Is my business targeted by cybercriminals? Any business can fall victim to a cyber-attack, but not all businesses are equally targeted – cybercriminals use different techniques to gain access to or disrupt your organisation. Let’s explore some of the ways you can tell if your organisation is the target of cybercriminals.
What exactly is a cyber-attack?
Cyber-attacks have become a popular theme in news headlines in recent years, but what exactly is a cyber-attack? We spend so much of our lives online that cyber-attacks have the ability to disrupt everything from our daily commute, finances, and schedules, to our productivity in the work environment.
A broad definition of a cyber-attack is what happens when criminals (an individual or group) get unauthorised access to computer systems, networks, or devices with the intention of causing harm or purposefully cause a disruption that affects online systems or devices.
These criminals use a variety of methods to launch a cyber-attack, including phishing, ransomware, denial-of-service, and other methods.
What happens when a cyber-attack is successful?
A successful cyber-attack can have direct and indirect impacts on you and your organisation. This includes financial losses, litigation, lasting reputational damage, and intellectual property theft. It could also lead to significant amounts of commercially sensitive data being stolen.
In your personal life, this can translate to you having:
- Your personal data stolen and used.
- Your finances are accessed and used.
- A disruption of service you need, for example, transportation, healthcare, and shopping.
- Your personal files are encrypted.
- Your personal devices are accessed and used.
Why would a criminal target my business?
There are several reasons why cyber criminals target businesses. Some large or key enterprises are targeted for geopolitical or ideological reasons, but for the most part, local business are targeted for profit.
Your information is valuable, and criminals will try any and all means to access your data directly, or indirectly by targeting your employees and the businesses you work for.
How are business like mine targeted?
There are a number of ways to identify whether your business is targeted by cybercriminals.
Phishing is a common method a criminal would use to gain access to your organisation, but these attacks vary in type and the objectives the criminals are aiming to achieve. Take a closer look at phishing emails that have been sent to your organisation.
Are criminals using general “spray and pray” type of emails that aren’t personally addressed to your employees? This type of phishing attack is very common and relies on economies of scale to launch enormous amounts of emails into the email ether.
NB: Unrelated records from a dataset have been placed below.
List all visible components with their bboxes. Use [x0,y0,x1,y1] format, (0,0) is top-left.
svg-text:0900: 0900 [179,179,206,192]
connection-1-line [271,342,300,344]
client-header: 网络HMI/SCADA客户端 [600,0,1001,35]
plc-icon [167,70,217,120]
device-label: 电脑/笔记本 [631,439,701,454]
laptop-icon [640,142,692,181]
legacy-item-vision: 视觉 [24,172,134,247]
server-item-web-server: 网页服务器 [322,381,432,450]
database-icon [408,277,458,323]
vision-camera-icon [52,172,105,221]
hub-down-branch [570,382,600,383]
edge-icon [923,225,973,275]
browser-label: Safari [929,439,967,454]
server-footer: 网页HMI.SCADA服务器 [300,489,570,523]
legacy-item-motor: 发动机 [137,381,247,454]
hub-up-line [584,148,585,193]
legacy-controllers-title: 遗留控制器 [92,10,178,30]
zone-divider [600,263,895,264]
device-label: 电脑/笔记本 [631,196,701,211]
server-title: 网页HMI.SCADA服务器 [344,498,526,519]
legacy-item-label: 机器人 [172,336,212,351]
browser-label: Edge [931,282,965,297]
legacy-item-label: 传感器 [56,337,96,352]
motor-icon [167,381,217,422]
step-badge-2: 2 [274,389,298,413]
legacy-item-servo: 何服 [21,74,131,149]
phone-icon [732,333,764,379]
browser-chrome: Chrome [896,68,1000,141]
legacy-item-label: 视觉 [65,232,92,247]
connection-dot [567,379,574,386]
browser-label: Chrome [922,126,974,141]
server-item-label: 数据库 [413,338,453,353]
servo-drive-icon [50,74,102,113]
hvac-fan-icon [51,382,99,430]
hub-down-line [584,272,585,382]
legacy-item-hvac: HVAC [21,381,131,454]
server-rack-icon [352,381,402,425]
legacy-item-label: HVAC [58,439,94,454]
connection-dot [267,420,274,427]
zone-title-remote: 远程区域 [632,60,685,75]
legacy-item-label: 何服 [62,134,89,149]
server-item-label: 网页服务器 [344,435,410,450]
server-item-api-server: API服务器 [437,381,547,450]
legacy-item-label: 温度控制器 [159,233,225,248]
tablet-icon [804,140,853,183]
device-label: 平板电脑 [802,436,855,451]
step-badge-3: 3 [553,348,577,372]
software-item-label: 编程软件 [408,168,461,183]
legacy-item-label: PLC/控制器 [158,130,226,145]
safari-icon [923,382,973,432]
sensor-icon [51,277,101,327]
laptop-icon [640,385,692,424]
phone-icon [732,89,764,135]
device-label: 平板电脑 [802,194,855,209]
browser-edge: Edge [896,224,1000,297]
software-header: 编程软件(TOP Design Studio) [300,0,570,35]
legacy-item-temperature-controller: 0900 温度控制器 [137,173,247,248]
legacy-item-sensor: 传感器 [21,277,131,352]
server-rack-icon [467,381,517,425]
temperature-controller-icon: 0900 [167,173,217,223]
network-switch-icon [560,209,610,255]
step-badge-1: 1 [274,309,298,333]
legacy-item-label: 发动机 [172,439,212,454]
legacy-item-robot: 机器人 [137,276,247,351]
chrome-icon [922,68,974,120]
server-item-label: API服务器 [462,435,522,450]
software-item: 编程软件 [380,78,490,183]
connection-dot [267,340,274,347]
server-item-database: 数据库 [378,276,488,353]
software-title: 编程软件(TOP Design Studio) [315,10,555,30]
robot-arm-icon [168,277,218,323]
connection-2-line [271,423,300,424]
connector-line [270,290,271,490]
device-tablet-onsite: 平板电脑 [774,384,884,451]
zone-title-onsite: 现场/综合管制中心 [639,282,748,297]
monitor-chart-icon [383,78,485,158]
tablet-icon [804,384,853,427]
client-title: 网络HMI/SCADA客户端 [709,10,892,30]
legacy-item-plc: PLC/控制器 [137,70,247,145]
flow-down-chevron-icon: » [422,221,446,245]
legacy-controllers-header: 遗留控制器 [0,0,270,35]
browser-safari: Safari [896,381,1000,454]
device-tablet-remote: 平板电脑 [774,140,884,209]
Are criminals using phishing emails personally addressed to your employees? This type of phishing attack is also common, and employee names are usually derived from email subscription leaks that can easily be downloaded from the internet. They have a more ‘personal feel’ and can address the employee specifically and ask them to perform an action of some kind.
Are criminals using phishing emails personally addressed to your employees with organisation-specific objectives? This type of phishing attack usually indicates that the criminals have performed some form of reconnaissance exercise of your organisation or they have insider knowledge of your processes. These attacks can be difficult to spot or block because they have a ‘personal feel’ and may seem legitimate. They are commonly referred to as Spear Phishing.
Are criminals using emails that seem to be FROM an employee, but it’s a fake business email address? Criminals will often create an email account with an email address that’s almost identical to one in your business to gain trust. This is called a Business Email Compromise, or BEC, and the objective is usually some form of payment to the criminal bank accounts.
Phishing attacks are usually trying to get something from you, like your personal information, or criminals are trying to get you to do something for them, like install a virus or make a payment.
Other cyber-attacks are:
- opportunistic where the criminals find vulnerabilities in your organisation’s system, network, or device defences – and then exploit them.
- Denial-of-Service attacks overwhelm your systems by sending vast amounts of traffic to make systems unstable and eventually crash. Systems can only handle finite requests at a time.
What can I do to protect my business?
Businesses are targeted through people – using phishing, malware and online scams. Enable your business to become cyber smart and by equipping your staff with practical, ongoing, and relevant knowledge, tools and ideas through a robust security awareness programme.